In contrast to several other studies, the number of patients receiving appropriate OAC therapy was high. As mentioned in the introduction, under- and over-treatment were found to be extremely common in the AFNET trial [3] and the West Birmingham Atrial Fibrillation Project [4]. In addition, a systematic review by Ogilvie et al. discovered that patients with atrial fibrillation and a high risk of stroke were under-treated with oral anticoagulants in the majority of identified studies [17]. In our study only about 4.4% of patients were under-treated, and most of those had atrial fibrillation with a CHA2DS2VASc-Score >1. The percentage who were over-treated and had no further indication for OACs was also low (2.4%). We suspect that one of the main reasons for over- and under-treatment among patients is that some patients do not regularly attend the practice and that necessary changes to their treatment are simply overseen, either due to higher risk (possibly as a result of increasing age, or new co-morbidities), or because the initial indication has expired. A current UK study on the use of anticoagulants in family practices found that one third of patients with atrial fibrillation who were indicated for oral anticoagulation do not receive any such therapy [18]. However, it should be borne in mind that good reasons sometimes exist not to treat patients with oral anticoagulants (e.g. contraindications, bleeding complications, or a high risk of falls, especially in elderly patients). Over 67% of the patients we screened had INR values (based on only one measurement) within their therapeutic INR target ranges, which is consistent with a systematic review written by Wan et al. that presents results from 6 randomized controlled trials [19]. Our INR screening results compare favourably with a German study conducted in 2007, which reported that only about 55% of patients with atrial fibrillation had INR values within their recommended target ranges [20].

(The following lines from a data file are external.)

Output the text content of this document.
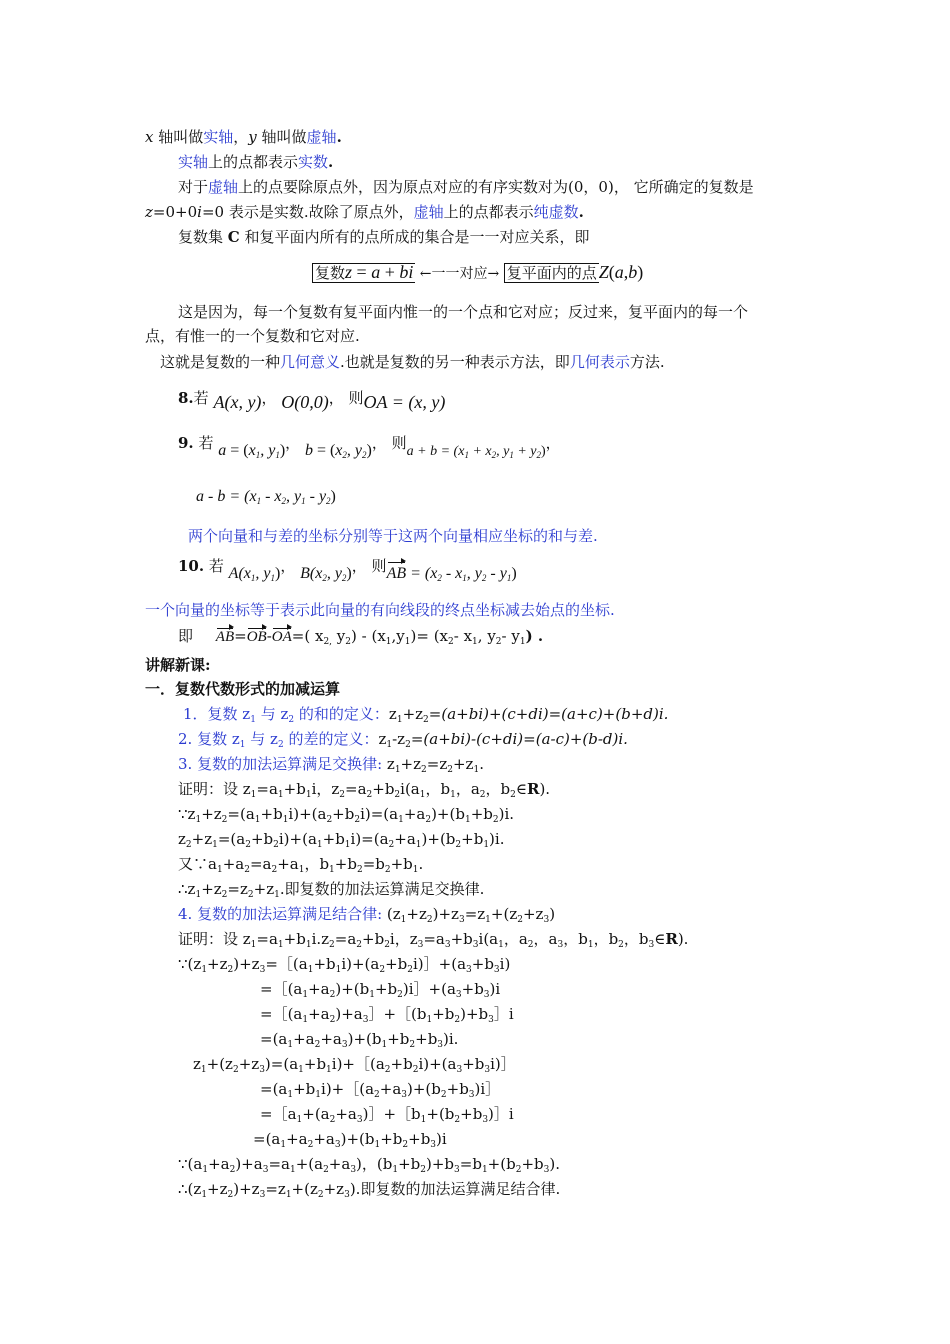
x 轴叫做实轴，y 轴叫做虚轴.
实轴上的点都表示实数.
对于虚轴上的点要除原点外，因为原点对应的有序实数对为(0，0)， 它所确定的复数是
z=0+0i=0 表示是实数.故除了原点外，虚轴上的点都表示纯虚数.
复数集 C 和复平面内所有的点所成的集合是一一对应关系，即
复数z = a + bi ←一一对应→ 复平面内的点 Z(a,b)
这是因为，每一个复数有复平面内惟一的一个点和它对应；反过来，复平面内的每一个
点，有惟一的一个复数和它对应.
这就是复数的一种几何意义.也就是复数的另一种表示方法，即几何表示方法.
8.若 A(x, y)， O(0,0)， 则OA = (x, y)
9. 若 $a = (x_1$, $y_1$)， $b = (x_2$, $y_2$)， 则$a + b = (x_1 + x_2$, $y_1 + y_2$)，
$a - b = (x_1 - x_2$, $y_1 - y_2$)
两个向量和与差的坐标分别等于这两个向量相应坐标的和与差.
10. 若 $A(x_1$, $y_1$)， $B(x_2$, $y_2$)， 则AB = ($x_2 - x_1$, $y_2 - y_1$)
一个向量的坐标等于表示此向量的有向线段的终点坐标减去始点的坐标.
即 AB=OB-OA=( $x_{2,}$ $y_2) - (x_1,y_1)= (x_2-$ $x_1$, $y_2-$ $y_1$) .
讲解新课:
一．复数代数形式的加减运算
1．复数 $z_1$ 与 $z_2$ 的和的定义：$z_1+z_2=(a+bi)+(c+di)=(a+c)+(b+d)i$.
2. 复数 $z_1$ 与 $z_2$ 的差的定义：$z_1-z_2=(a+bi)-(c+di)=(a-c)+(b-d)i$.
3. 复数的加法运算满足交换律: $z_1+z_2=z_2+z_1$.
证明：设 $z_1=a_1+b_1i$，$z_2=a_2+b_2i(a_1$，$b_1$，$a_2$，$b_2\in R$).
$\because z_1+z_2=(a_1+b_1i)+(a_2+b_2i)=(a_1+a_2)+(b_1+b_2)i$.
$z_2+z_1=(a_2+b_2i)+(a_1+b_1i)=(a_2+a_1)+(b_2+b_1)i$.
又$\because a_1+a_2=a_2+a_1$，$b_1+b_2=b_2+b_1$.
$\therefore z_1+z_2=z_2+z_1$.即复数的加法运算满足交换律.
4. 复数的加法运算满足结合律: $(z_1+z_2)+z_3=z_1+(z_2+z_3)$
证明：设 $z_1=a_1+b_1i.z_2=a_2+b_2i$，$z_3=a_3+b_3i(a_1$，$a_2$，$a_3$，$b_1$，$b_2$，$b_3\in R$).
$\because(z_1+z_2)+z_3=[(a_1+b_1i)+(a_2+b_2i)]+(a_3+b_3i)$
$=[(a_1+a_2)+(b_1+b_2)i]+(a_3+b_3)i$
$=[(a_1+a_2)+a_3]+[(b_1+b_2)+b_3]i$
$=(a_1+a_2+a_3)+(b_1+b_2+b_3)i$.
$z_1+(z_2+z_3)=(a_1+b_1i)+[(a_2+b_2i)+(a_3+b_3i)]$
$=(a_1+b_1i)+[(a_2+a_3)+(b_2+b_3)i]$
$=[a_1+(a_2+a_3)]+[b_1+(b_2+b_3)]i$
$=(a_1+a_2+a_3)+(b_1+b_2+b_3)i$
$\because(a_1+a_2)+a_3=a_1+(a_2+a_3)$，$(b_1+b_2)+b_3=b_1+(b_2+b_3)$.
$\therefore(z_1+z_2)+z_3=z_1+(z_2+z_3)$.即复数的加法运算满足结合律.
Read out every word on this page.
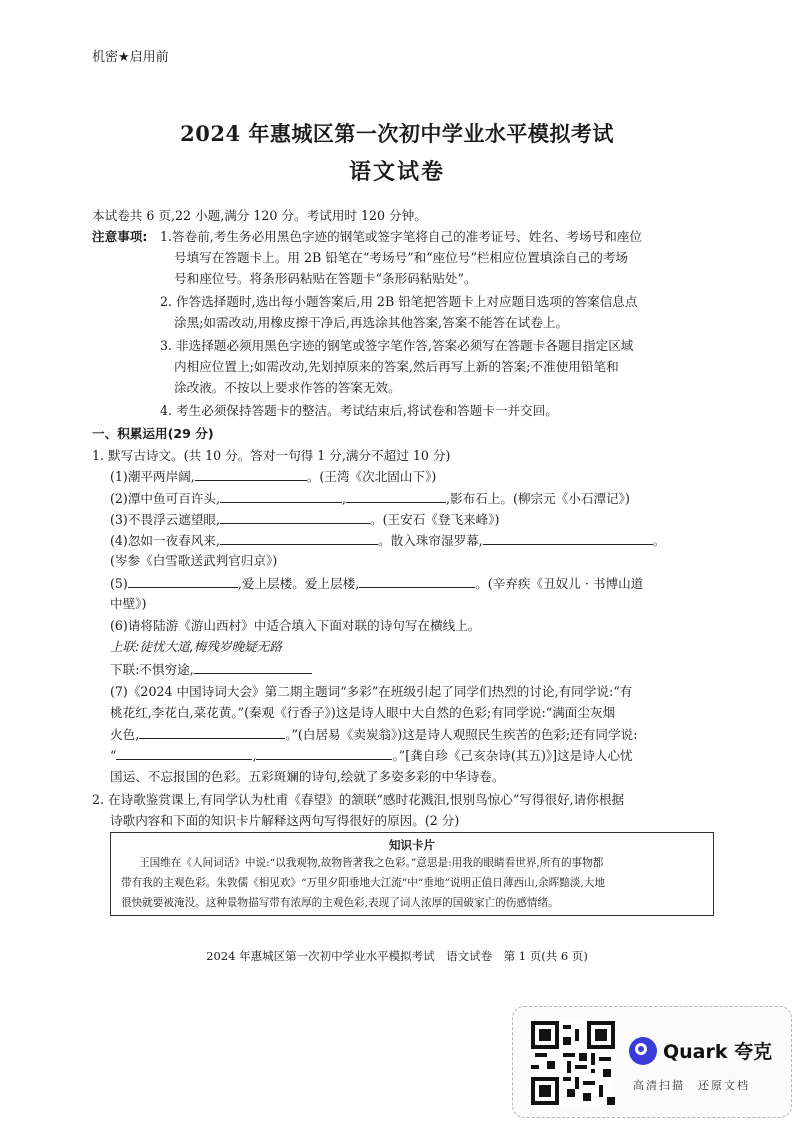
机密★启用前
2024 年惠城区第一次初中学业水平模拟考试
语文试卷
本试卷共 6 页,22 小题,满分 120 分。考试用时 120 分钟。
注意事项: 1.答卷前,考生务必用黑色字迹的钢笔或签字笔将自己的准考证号、姓名、考场号和座位
号填写在答题卡上。用 2B 铅笔在“考场号”和“座位号”栏相应位置填涂自己的考场
号和座位号。将条形码粘贴在答题卡“条形码粘贴处”。
2. 作答选择题时,选出每小题答案后,用 2B 铅笔把答题卡上对应题目选项的答案信息点
涂黑;如需改动,用橡皮擦干净后,再选涂其他答案,答案不能答在试卷上。
3. 非选择题必须用黑色字迹的钢笔或签字笔作答,答案必须写在答题卡各题目指定区域
内相应位置上;如需改动,先划掉原来的答案,然后再写上新的答案;不准使用铅笔和
涂改液。不按以上要求作答的答案无效。
4. 考生必须保持答题卡的整洁。考试结束后,将试卷和答题卡一并交回。
一、积累运用(29 分)
1. 默写古诗文。(共 10 分。答对一句得 1 分,满分不超过 10 分)
(1)潮平两岸阔,	。(王湾《次北固山下》)
(2)潭中鱼可百许头,	,	,影布石上。(柳宗元《小石潭记》)
(3)不畏浮云遮望眼,	。(王安石《登飞来峰》)
(4)忽如一夜春风来,	。散入珠帘湿罗幕,	。
(岑参《白雪歌送武判官归京》)
(5)	,爱上层楼。爱上层楼,	。(辛弃疾《丑奴儿 · 书博山道
中壁》)
(6)请将陆游《游山西村》中适合填入下面对联的诗句写在横线上。
上联:徒忧大道,梅残岁晚疑无路
下联:不惧穷途,
(7)《2024 中国诗词大会》第二期主题词“多彩”在班级引起了同学们热烈的讨论,有同学说:“有
桃花红,李花白,菜花黄。”(秦观《行香子》)这是诗人眼中大自然的色彩;有同学说:“满面尘灰烟
火色,	。”(白居易《卖炭翁》)这是诗人观照民生疾苦的色彩;还有同学说:
“	,	。”[龚自珍《己亥杂诗(其五)》]这是诗人心忧
国运、不忘报国的色彩。五彩斑斓的诗句,绘就了多姿多彩的中华诗卷。
2. 在诗歌鉴赏课上,有同学认为杜甫《春望》的颔联“感时花溅泪,恨别鸟惊心”写得很好,请你根据
诗歌内容和下面的知识卡片解释这两句写得很好的原因。(2 分)
知识卡片
王国维在《人间词话》中说:“以我观物,故物皆著我之色彩。”意思是:用我的眼睛看世界,所有的事物都
带有我的主观色彩。朱敦儒《相见欢》“万里夕阳垂地大江流”中“垂地”说明正值日薄西山,余晖黯淡,大地
很快就要被淹没。这种景物描写带有浓厚的主观色彩,表现了词人浓厚的国破家亡的伤感情绪。
2024 年惠城区第一次初中学业水平模拟考试　语文试卷　第 1 页(共 6 页)
Quark 夸克
高清扫描　还原文档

Only about 8% of all screened patients with a long-term indication for OAC actually performed OAC self-management. As early as 2009, about 150,000 patients in Germany were self-monitoring their INR-values and self-adjusting their dosages accordingly [21]. On the assumption that about 1 million patients in Germany take coumarins [15], the proportion of patients performing self-management in our study is lower than in the German population as a whole. Self-management helps prevent thromboembolic complications [6],[7], indicating that strategies aimed at increasing patient involvement may enhance chronic illness care [22]. Self-monitoring is also one important attribute of the intervention group in the PICANT trial [9], for which final results will be presented after study completion in March 2015.

This paper only presents one cross-sectional investigation in German family practices without any stratification of the German population as a whole. Nevertheless, we believe our sample is representative, as we randomly selected GPs and their patients in accordance with good clinical practice guidelines [9]. Dementia was the main reason for exclusion from our study, as expressed in a patient’s inability to provide informed consent. That may have led to some bias, but dementia alone is no reason to deny a patient anticoagulation therapy and these patients were still included in the screening results presented in this manuscript.

Conclusions

The screening results show that most participants in the PICANT trial are receiving appropriate OAC therapy, and only a minority of patients taking oral anticoagulants are over- or under-treated. The proportion of inappropriately treated patients in our study is also much lower than reported in comparable studies, despite similar patient characteristics. From the onset of the study, the quality of anticoagulation therapies was high, and since the new oral anticoagulants have only recently been approved, most patients were still on coumarins.